Le danger du fanatisme religieux : ne pas réveiller les démons endormis

À Washington, le mémorial de Martin Luther King qui disait : « Il ne s’agit pas de savoir si nous serons extrémistes ou non, mais plutôt quel genre d’extrémistes nous serons : ceux de la haine ou de l’amour… » Photo d’illustration Bigstock

Contrairement aux aspirations des architectes de la Constitution libanaise, l’aspect temporaire de l’arrangement confessionnel n’a pas abouti à l’émergence d’un État non confessionnel. Cependant, ces aspirations ne se sont pas totalement dissipées. En dépit de l’immobilisme stérile des dirigeants dans leur interprétation de la Constitution à la lumière du pacte national – une stagnation qui semble être devenue une sentence perpétuelle depuis l’accord de Taëf –, une fissure s’est tout de même ouverte au sein du système confessionnel lui-même.

Ce système a créé une situation complexe où s’entremêlent alliances, accords et intérêts entre différentes références politico-confessionnelles. Cette réalité contribue à atténuer le fanatisme religieux irrationnel hérité, favorise l’émergence d’organisations non confessionnelles, permet le développement d’un discours national démocratique et renforce le secteur économique où les intérêts matériels prévalent sur les affiliations confessionnelles.

Cependant, cette brèche qui ouvre la possibilité d’un changement vers le meilleur reste précaire. La persistance des références politiques et religieuses locales à concevoir la réalité libanaise dans le contexte de l’immobilisme susmentionné maintient le fanatisme religieux vivace, prêt à s’embraser rapidement dès que des conditions favorables se présentent. L’histoire contemporaine du Liban en témoigne.
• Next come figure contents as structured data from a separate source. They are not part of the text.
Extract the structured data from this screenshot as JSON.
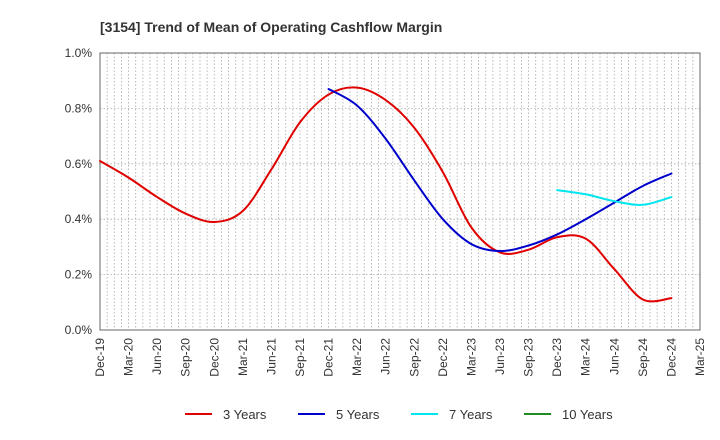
{
  "chart_data": {
    "type": "line",
    "title": "[3154]  Trend of Mean of Operating Cashflow Margin",
    "xlabel": "",
    "ylabel": "",
    "x_ticks": [
      "Dec-19",
      "Mar-20",
      "Jun-20",
      "Sep-20",
      "Dec-20",
      "Mar-21",
      "Jun-21",
      "Sep-21",
      "Dec-21",
      "Mar-22",
      "Jun-22",
      "Sep-22",
      "Dec-22",
      "Mar-23",
      "Jun-23",
      "Sep-23",
      "Dec-23",
      "Mar-24",
      "Jun-24",
      "Sep-24",
      "Dec-24",
      "Mar-25"
    ],
    "y_ticks": [
      "0.0%",
      "0.2%",
      "0.4%",
      "0.6%",
      "0.8%",
      "1.0%"
    ],
    "ylim": [
      0,
      1.0
    ],
    "y_unit": "%",
    "grid": true,
    "legend_position": "bottom",
    "series": [
      {
        "name": "3 Years",
        "color": "#e00000",
        "points": [
          [
            "Dec-19",
            0.61
          ],
          [
            "Mar-20",
            0.55
          ],
          [
            "Jun-20",
            0.48
          ],
          [
            "Sep-20",
            0.42
          ],
          [
            "Dec-20",
            0.39
          ],
          [
            "Mar-21",
            0.43
          ],
          [
            "Jun-21",
            0.58
          ],
          [
            "Sep-21",
            0.75
          ],
          [
            "Dec-21",
            0.85
          ],
          [
            "Mar-22",
            0.875
          ],
          [
            "Jun-22",
            0.83
          ],
          [
            "Sep-22",
            0.73
          ],
          [
            "Dec-22",
            0.57
          ],
          [
            "Mar-23",
            0.37
          ],
          [
            "Jun-23",
            0.28
          ],
          [
            "Sep-23",
            0.29
          ],
          [
            "Dec-23",
            0.335
          ],
          [
            "Mar-24",
            0.33
          ],
          [
            "Jun-24",
            0.22
          ],
          [
            "Sep-24",
            0.11
          ],
          [
            "Dec-24",
            0.115
          ]
        ]
      },
      {
        "name": "5 Years",
        "color": "#0000cc",
        "points": [
          [
            "Dec-21",
            0.87
          ],
          [
            "Mar-22",
            0.81
          ],
          [
            "Jun-22",
            0.69
          ],
          [
            "Sep-22",
            0.54
          ],
          [
            "Dec-22",
            0.4
          ],
          [
            "Mar-23",
            0.31
          ],
          [
            "Jun-23",
            0.285
          ],
          [
            "Sep-23",
            0.305
          ],
          [
            "Dec-23",
            0.345
          ],
          [
            "Mar-24",
            0.4
          ],
          [
            "Jun-24",
            0.46
          ],
          [
            "Sep-24",
            0.52
          ],
          [
            "Dec-24",
            0.565
          ]
        ]
      },
      {
        "name": "7 Years",
        "color": "#00e5ee",
        "points": [
          [
            "Dec-23",
            0.505
          ],
          [
            "Mar-24",
            0.49
          ],
          [
            "Jun-24",
            0.465
          ],
          [
            "Sep-24",
            0.452
          ],
          [
            "Dec-24",
            0.48
          ]
        ]
      },
      {
        "name": "10 Years",
        "color": "#228b22",
        "points": []
      }
    ]
  }
}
Les Libanais se rappellent comment, au début des années 1970, malgré une politique basée sur des équilibres confessionnels, les revendications pour des réformes politiques, la nécessité de réguler la présence armée palestinienne et les initiatives internationales pour résoudre la question palestinienne en installant définitivement les réfugiés palestiniens au Liban se sont toutes entremêlées. Ces divers éléments ont abouti à une escalade de la situation intérieure en 1975, marquée par une polarisation religieuse exacerbée par le fanatisme aveugle, qui a atteint des niveaux d’extrémisme inédit. Cette situation a enlisé les efforts de réconciliation et de dialogue dans un cercle vicieux pendant des années. C’est là le résultat du chevauchement du fanatisme religieux avec la compréhension rigide de la composition du pays à la lumière du pacte national.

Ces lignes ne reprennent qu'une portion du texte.